After a year in Chicago, Mason was traded to the Quebec Nordiques for Mike Eagles (who later would be a Capital).  Another year later, Mason made his way back to Washington for future considerations.  He was one of five goalies the Caps used in the 1989-1990 season, getting 16 appearances with a record of 4-9-1, 3.50, .877.  After losing eight of his last nine decisions, he did not appear in another game after giving up four goals in a 5-3 loss to the New Jersey Devils on February 9th.  It was his last game for the Capitals.

Mason played in one more season, appearing in six games for the Vancouver Canucks in the 1990-1991 season that would be his last in the NHL.  He spent four more years in the minors before his career ended after the 1994-1995 season.
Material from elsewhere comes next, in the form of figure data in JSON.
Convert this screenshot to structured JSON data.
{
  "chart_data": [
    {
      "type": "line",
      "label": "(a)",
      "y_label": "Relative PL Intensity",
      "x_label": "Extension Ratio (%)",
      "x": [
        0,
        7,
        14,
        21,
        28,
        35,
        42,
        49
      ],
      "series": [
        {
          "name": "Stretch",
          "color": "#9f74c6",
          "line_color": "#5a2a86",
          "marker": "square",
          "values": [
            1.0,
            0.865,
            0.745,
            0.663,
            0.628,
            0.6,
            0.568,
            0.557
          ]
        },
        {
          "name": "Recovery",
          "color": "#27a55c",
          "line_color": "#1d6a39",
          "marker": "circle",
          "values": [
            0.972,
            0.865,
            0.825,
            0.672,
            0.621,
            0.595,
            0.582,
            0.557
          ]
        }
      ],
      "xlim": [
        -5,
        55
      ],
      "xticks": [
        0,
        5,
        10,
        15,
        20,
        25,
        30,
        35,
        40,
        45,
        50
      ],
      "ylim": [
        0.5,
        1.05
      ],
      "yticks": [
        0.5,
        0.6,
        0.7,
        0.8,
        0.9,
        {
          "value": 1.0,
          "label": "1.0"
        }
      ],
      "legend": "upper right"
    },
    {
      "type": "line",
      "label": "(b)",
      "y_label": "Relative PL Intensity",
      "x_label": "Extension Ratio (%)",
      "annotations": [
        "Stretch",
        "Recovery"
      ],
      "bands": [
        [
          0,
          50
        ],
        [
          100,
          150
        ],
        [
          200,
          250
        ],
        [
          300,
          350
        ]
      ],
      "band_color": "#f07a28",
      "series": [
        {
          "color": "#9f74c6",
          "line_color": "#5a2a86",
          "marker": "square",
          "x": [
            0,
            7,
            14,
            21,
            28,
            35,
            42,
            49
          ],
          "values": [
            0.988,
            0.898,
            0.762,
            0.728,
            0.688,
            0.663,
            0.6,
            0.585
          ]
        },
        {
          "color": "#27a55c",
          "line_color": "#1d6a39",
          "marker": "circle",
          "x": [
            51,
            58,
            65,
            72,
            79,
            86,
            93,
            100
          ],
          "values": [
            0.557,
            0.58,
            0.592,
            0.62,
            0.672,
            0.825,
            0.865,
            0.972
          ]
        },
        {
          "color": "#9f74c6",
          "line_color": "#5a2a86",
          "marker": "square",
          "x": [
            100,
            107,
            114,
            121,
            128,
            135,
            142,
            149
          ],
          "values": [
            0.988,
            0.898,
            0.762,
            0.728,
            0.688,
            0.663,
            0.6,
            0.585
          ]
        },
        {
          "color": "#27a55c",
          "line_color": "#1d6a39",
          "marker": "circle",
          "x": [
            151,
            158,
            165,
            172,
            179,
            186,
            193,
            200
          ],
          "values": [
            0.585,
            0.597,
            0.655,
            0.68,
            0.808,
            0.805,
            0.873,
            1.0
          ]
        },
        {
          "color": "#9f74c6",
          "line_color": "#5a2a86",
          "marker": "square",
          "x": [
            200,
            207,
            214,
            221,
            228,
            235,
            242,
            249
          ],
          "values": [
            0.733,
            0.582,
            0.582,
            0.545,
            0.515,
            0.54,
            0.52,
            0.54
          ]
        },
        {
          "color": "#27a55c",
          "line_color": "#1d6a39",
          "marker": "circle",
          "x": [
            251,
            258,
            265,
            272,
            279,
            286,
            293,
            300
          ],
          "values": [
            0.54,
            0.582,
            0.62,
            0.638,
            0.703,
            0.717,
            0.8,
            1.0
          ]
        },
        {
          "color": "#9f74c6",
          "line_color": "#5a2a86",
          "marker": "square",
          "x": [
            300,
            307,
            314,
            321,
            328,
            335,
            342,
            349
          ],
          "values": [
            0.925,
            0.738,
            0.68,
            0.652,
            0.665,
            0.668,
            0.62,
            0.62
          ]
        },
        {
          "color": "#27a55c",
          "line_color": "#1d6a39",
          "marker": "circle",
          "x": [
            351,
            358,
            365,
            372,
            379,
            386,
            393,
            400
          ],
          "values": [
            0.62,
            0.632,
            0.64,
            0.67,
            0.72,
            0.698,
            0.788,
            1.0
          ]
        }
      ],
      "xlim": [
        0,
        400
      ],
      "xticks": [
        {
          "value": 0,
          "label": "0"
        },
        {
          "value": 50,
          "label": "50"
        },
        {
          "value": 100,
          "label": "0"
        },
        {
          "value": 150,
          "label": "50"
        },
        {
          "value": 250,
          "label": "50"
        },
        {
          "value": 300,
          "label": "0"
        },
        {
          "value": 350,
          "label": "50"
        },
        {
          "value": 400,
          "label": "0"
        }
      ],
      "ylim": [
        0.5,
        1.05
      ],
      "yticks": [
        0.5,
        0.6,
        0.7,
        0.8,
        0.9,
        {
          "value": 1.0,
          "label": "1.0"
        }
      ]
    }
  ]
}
Bob Mason is remembered for one game, one that any Capitals fan from the period remembers vividly to this day.  Lost in the disappointment is the fact that it was and remains one of the great single game performances by a goaltender in Capitals history.  There were other contributions to the club in his brief stay, though, and it makes for Bob Mason starting in goal for Team M.

Team M is a combination of grit and skill, a reflection of its era, with most of the players coming from a time when hockey was more of a rough and tumble sort of game.  They might not win every game, but they would not go down without a fight.